While I was thinking about it, I decided to try it out – write a small script that will check how many mistyped domains are there and how many of them are already registered. It turned out, the script was extremely easy to write – I started with it with my morning coffee and finished it before the coffee got cold. It took about altogether about 8 minutes, so don’t jump too hard on it.
domain_finder.pl
Requirements
You won’t need a lot to try it out – perl interpreter, Net::Domain::ExpireDate
module (get it from CPAN), and Internet connection.
How to use
In the simplest form you can just run the script like this:
./domain_finder.pl google
You’ll see a whole bunch of variations on how to mistype “google”, and the status of .com domain for each of these variations.
For more control, check the script’s source code. You can easily make it more silent or more verbose, check domains in other TLDs, and create your own rules for typing mistakes.
How does it work
The script takes a single parameter – the domain that you want to check, without the TLD part. It then creates all variations of this domain with the following mistakes:
- Missing character. For each character in the domain, the script will generate a variant without it.

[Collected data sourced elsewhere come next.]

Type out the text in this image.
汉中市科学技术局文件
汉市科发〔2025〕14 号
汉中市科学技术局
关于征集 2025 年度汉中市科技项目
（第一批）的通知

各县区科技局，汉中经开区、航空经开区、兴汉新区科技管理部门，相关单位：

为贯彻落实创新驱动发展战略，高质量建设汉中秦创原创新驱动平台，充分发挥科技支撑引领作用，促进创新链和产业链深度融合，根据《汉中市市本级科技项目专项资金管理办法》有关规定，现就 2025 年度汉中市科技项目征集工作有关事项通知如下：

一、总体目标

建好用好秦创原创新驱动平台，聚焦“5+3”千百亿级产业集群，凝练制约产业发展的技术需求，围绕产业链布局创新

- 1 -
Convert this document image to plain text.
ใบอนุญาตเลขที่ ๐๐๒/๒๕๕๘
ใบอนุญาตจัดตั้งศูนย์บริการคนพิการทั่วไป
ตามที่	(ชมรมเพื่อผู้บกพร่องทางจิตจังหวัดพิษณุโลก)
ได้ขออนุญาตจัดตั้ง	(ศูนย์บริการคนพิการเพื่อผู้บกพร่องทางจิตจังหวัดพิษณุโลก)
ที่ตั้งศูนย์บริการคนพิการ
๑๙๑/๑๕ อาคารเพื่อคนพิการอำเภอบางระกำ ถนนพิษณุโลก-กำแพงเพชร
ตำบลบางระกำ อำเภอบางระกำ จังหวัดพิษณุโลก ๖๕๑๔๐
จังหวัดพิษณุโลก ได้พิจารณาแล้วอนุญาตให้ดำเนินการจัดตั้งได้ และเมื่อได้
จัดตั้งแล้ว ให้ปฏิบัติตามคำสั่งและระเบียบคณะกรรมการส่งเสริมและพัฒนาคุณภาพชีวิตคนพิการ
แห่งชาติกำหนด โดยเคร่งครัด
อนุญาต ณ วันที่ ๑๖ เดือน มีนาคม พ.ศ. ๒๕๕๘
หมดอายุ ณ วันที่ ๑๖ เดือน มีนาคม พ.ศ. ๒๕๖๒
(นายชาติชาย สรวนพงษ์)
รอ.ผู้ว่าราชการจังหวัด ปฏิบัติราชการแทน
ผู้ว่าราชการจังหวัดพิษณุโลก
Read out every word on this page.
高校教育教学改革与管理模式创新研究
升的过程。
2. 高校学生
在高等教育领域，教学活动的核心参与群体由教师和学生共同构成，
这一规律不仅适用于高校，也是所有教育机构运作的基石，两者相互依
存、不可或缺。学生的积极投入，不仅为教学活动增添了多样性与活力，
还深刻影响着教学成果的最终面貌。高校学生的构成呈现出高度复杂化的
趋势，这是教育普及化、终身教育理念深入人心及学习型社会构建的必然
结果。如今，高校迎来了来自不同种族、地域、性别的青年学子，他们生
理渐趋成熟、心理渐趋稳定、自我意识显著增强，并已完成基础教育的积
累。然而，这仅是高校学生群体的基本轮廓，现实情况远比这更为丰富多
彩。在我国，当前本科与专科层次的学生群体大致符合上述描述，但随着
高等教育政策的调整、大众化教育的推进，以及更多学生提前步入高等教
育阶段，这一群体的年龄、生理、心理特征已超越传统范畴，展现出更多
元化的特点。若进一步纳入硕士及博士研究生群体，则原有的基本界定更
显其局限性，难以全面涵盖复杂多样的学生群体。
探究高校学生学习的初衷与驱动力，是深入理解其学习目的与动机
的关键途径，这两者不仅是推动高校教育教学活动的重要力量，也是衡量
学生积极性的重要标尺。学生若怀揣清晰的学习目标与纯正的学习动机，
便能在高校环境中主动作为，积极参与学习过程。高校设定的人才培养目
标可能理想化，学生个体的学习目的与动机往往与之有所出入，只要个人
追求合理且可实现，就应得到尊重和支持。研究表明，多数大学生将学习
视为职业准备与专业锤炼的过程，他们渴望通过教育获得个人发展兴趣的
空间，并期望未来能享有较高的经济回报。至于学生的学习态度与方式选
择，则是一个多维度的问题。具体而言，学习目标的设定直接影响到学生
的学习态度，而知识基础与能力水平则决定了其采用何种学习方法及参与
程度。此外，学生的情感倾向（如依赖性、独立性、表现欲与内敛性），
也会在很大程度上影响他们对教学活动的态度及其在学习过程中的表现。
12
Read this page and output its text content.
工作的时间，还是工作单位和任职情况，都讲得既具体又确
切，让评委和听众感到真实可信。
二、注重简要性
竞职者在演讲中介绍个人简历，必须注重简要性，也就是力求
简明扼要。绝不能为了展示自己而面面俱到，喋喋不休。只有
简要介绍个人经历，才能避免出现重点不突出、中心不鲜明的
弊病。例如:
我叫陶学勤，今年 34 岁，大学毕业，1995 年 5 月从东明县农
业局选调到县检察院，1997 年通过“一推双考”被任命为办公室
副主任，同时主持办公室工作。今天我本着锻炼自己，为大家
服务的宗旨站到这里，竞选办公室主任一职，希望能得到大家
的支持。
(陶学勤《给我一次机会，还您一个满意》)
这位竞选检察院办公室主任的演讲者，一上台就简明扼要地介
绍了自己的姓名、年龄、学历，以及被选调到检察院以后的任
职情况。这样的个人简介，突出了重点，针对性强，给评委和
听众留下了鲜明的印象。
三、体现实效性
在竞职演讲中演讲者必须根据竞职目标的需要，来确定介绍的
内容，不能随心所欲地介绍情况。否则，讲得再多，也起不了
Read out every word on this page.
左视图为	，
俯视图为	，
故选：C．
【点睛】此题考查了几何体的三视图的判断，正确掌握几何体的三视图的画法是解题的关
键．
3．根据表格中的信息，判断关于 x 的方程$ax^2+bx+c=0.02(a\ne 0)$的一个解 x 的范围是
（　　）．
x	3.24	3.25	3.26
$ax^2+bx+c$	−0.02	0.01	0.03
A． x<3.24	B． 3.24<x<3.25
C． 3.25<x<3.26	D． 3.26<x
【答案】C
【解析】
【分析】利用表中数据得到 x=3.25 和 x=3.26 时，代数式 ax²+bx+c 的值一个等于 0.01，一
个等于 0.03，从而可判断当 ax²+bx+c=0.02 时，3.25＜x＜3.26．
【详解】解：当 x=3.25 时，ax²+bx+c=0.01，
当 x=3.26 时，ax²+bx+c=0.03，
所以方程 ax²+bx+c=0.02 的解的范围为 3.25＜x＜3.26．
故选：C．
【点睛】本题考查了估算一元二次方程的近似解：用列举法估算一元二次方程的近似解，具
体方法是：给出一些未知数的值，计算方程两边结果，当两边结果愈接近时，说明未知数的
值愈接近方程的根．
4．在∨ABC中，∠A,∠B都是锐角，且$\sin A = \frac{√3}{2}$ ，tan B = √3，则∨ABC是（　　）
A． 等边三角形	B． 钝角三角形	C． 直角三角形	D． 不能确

- Swapped characters. For each character in the domain, the script will generate a variant with this character and next character changing positions.
- Sticky character. For each character in the domain, the script will generate a variant with this character entered twice in a row.
- Wrong keyboard key. For each character in the domain, the script will generate variants with all characters-neighbors on a QWERTY keyboard.
All these variants will be sorted and dups removed. After that, each variant will be checked with (pre-configured) TLD part appended to it. If the resulting domain is registered, than the expiration date will be printed out. If the domain is not registered, it will be indicated as such.
Conclusion
With this tool in my hands, I tried a whole bunch of domains – from “google” to “mamchenkov”. What can I say? I suspected that typosquatting is a big problem, but I could never imagine how big it was.
Here are some numbers to give you an idea (we all love stats, don’t we?):
- “google” generates 48 variants. All registered.
- “yahoo” generates 41 variants. All registered.
- “microsoft” generates 78 variants. All registered.
- “slashdot” generates 68 variants. 42 registered.
- “digg” generates 33 variants. All registered.
- “cnn” generates 17 variants. All registered.
- “wikipedia” generates 80 variants. 78 registered.
- “linux” generates 39 variants. 28 registered.
- “blogging” generates 62 variants. 24 registered.
- “cyprus” generates 51 variants. 18 registered.
NOTE: I’ve been checking these only in .com TLD and I used pretty simple typing mistakes. For example, hax0r-style typing is not included in my rules.
The tool turned out to be quite handy. I might even convert it into a web service, so that domain owners could easily check if they are victims of typesquatting or not (yet).
Feel free to use the script for good causes.